You know the word pobrecito if you grew up, like I did, with Spanish-speaking grandparents who could shift its meaning from sympathy to sarcasm with the arc of an eyebrow. “You poor little thing,” it means, roughly.

When I fell off my bike, pobrecita came as a concerned consolation. Little kids can be helpless sometimes, poor little things that need a hand. When I was upset because I couldn’t have another cookie, the word became a warm-hearted teasing from my grandmother: “How awful!” Lately I’ve noticed the earnest sentiment of pobrecito somewhere else: the halls, meeting rooms and offices of state and school leaders, and those running for office.

It’s well-intended no doubt, but some of our leaders have a problematic pobrecito mentality toward New Mexico’s most underserved kids – kids who live in tough emotional environments or in poverty; who are dealing with the day-to-day realities of immigration; or who come from certain backgrounds and live in certain ZIP codes.

Amid the bureaucratic hand-wringing over public education, I hear an undeniable, “Oh, those poor things,” that smacks of a sense of resignation.

Yes, children from low-income households, Hispanic and black students, are behind academically in New Mexico. But isn’t the job of adults in charge to believe that we can change that?

Education is the cause that drives my nonprofit NewMexicoKidsCAN, and the pressing need for transformation in our schools to dismantle structures of oppression and inequity that keep far too many of our diverse students in the margins.

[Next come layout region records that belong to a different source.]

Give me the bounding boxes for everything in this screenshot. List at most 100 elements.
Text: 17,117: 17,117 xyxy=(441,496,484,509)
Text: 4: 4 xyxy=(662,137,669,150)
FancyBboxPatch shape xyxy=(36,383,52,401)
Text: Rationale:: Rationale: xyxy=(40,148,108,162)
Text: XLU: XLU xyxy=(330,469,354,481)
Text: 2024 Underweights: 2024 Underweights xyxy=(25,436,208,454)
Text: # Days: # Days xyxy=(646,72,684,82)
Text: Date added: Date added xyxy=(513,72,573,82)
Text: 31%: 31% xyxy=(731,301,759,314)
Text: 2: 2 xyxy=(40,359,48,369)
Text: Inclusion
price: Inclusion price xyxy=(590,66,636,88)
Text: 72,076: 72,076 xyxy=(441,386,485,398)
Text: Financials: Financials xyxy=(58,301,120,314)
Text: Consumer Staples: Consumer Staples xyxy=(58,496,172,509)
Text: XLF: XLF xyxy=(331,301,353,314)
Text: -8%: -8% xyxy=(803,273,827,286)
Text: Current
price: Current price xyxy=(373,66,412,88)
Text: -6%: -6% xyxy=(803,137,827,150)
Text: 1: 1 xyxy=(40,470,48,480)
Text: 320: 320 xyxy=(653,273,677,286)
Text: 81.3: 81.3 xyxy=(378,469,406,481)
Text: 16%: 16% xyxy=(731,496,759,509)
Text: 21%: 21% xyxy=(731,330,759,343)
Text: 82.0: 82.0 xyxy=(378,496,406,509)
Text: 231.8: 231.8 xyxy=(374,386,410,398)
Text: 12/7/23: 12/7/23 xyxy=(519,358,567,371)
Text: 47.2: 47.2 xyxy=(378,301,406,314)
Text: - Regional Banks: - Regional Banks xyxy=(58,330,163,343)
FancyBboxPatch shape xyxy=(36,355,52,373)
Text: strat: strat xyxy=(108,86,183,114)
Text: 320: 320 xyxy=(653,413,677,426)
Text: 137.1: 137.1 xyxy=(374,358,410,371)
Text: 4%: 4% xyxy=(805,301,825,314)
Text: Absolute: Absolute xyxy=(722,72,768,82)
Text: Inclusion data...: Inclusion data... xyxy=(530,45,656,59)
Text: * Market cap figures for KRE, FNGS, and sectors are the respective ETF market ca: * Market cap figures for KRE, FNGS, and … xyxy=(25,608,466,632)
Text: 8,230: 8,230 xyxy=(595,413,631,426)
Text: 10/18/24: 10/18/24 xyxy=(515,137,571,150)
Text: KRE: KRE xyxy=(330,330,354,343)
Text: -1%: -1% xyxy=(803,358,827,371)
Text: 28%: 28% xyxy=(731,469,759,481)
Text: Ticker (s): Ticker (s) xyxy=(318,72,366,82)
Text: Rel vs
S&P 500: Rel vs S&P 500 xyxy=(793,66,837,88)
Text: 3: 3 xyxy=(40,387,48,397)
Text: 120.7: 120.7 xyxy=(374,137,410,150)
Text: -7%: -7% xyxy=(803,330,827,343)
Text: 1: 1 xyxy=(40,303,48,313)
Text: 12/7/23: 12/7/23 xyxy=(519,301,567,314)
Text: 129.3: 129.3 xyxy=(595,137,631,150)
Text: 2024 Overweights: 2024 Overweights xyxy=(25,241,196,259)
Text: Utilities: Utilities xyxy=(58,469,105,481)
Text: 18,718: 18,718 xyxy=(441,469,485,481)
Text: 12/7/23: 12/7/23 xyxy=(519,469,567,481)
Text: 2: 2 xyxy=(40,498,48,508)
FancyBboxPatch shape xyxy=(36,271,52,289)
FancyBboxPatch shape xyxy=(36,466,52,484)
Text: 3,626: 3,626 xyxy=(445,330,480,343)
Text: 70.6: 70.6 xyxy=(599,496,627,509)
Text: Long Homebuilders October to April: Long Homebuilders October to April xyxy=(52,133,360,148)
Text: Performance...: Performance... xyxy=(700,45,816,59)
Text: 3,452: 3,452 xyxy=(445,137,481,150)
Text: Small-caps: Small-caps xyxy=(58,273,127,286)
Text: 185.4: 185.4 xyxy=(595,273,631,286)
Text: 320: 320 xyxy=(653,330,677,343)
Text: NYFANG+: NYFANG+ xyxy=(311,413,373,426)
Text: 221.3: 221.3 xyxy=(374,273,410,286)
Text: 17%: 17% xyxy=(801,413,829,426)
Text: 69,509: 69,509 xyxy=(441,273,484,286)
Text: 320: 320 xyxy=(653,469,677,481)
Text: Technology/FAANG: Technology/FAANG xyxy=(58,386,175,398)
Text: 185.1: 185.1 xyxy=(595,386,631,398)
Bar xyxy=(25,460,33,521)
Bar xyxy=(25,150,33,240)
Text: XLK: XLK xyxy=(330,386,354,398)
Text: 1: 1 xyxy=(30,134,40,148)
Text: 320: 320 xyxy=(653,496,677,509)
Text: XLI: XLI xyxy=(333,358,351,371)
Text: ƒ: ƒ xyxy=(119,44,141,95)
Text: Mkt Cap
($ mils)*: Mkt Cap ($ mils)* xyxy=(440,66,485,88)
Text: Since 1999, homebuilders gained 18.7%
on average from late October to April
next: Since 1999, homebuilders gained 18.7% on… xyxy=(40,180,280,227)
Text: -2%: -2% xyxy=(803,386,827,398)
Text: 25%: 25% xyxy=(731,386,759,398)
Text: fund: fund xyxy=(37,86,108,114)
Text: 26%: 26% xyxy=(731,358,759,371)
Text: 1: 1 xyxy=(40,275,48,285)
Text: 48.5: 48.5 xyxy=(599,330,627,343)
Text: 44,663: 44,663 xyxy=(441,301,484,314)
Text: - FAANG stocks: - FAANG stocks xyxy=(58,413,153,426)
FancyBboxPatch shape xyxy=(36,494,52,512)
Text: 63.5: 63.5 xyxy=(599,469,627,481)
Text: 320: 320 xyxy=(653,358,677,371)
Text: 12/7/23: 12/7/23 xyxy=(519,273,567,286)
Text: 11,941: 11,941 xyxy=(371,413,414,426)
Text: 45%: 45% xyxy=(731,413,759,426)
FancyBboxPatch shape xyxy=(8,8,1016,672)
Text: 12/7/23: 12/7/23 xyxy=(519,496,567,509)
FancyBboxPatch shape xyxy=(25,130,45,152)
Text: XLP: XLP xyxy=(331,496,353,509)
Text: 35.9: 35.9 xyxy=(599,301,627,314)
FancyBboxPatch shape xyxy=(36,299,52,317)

I thought that’s why everyone came to this work.

All of our kids – even those who are struggling most – have a singular potential and can rise to great challenges. New Mexico’s best educators are proving this true. In West Las Vegas, for instance, nine in 10 students at Union Elementary are Hispanic, and seven in 10 come from low-income households. They were among the top 25 schools in New Mexico this year, just like other diverse schools that include Corona Elementary in Corona, Anthony Elementary in Gadsden and College and Career High School in Albuquerque.

I can’t help but wonder what some officials are thinking when I hear them extend pity to our struggling kids instead of messages of perseverance and empowerment, lowering standards for students in distress rather than doubling down on wraparound care and raising the bar so the same kids may rise one day from their struggles.

As I grew older, I heard pobrecita less and less – even when the challenges of life became more serious than a scraped knee. Back then we didn’t track what experts in social-emotional learning call ACEs: adverse childhood experiences. Today we know that New Mexico has the highest rate in the country of children suffering through traumas on the list, which range from abuse and neglect to the death of a parent and living in extreme economic insecurity. That’s one in five New Mexico kids – and I was one of them, even within a loving and safe family environment.

I was blessed to have strong support from my loved ones, teachers and friends. But no one said pobrecita because they felt I was helpless or that I couldn’t rise above my circumstances. No one suggested I should do less, try less or envision less for myself. On the contrary, they knew that setting a high bar and working toward my full potential would get me through the storm, as well as preparing me to weather the rest of life’s challenges with improved agency and skill each time.

The same is true for all children. As we approach Election Day and prepare for the 2019 legislative session, we must know more than what candidates and leaders think about the issues. We must know what they believe about our kids: whether they see every child’s great potential to overcome adversity and live their wildest dreams, or if they see a limit on a child’s ability because of conditions beyond their control.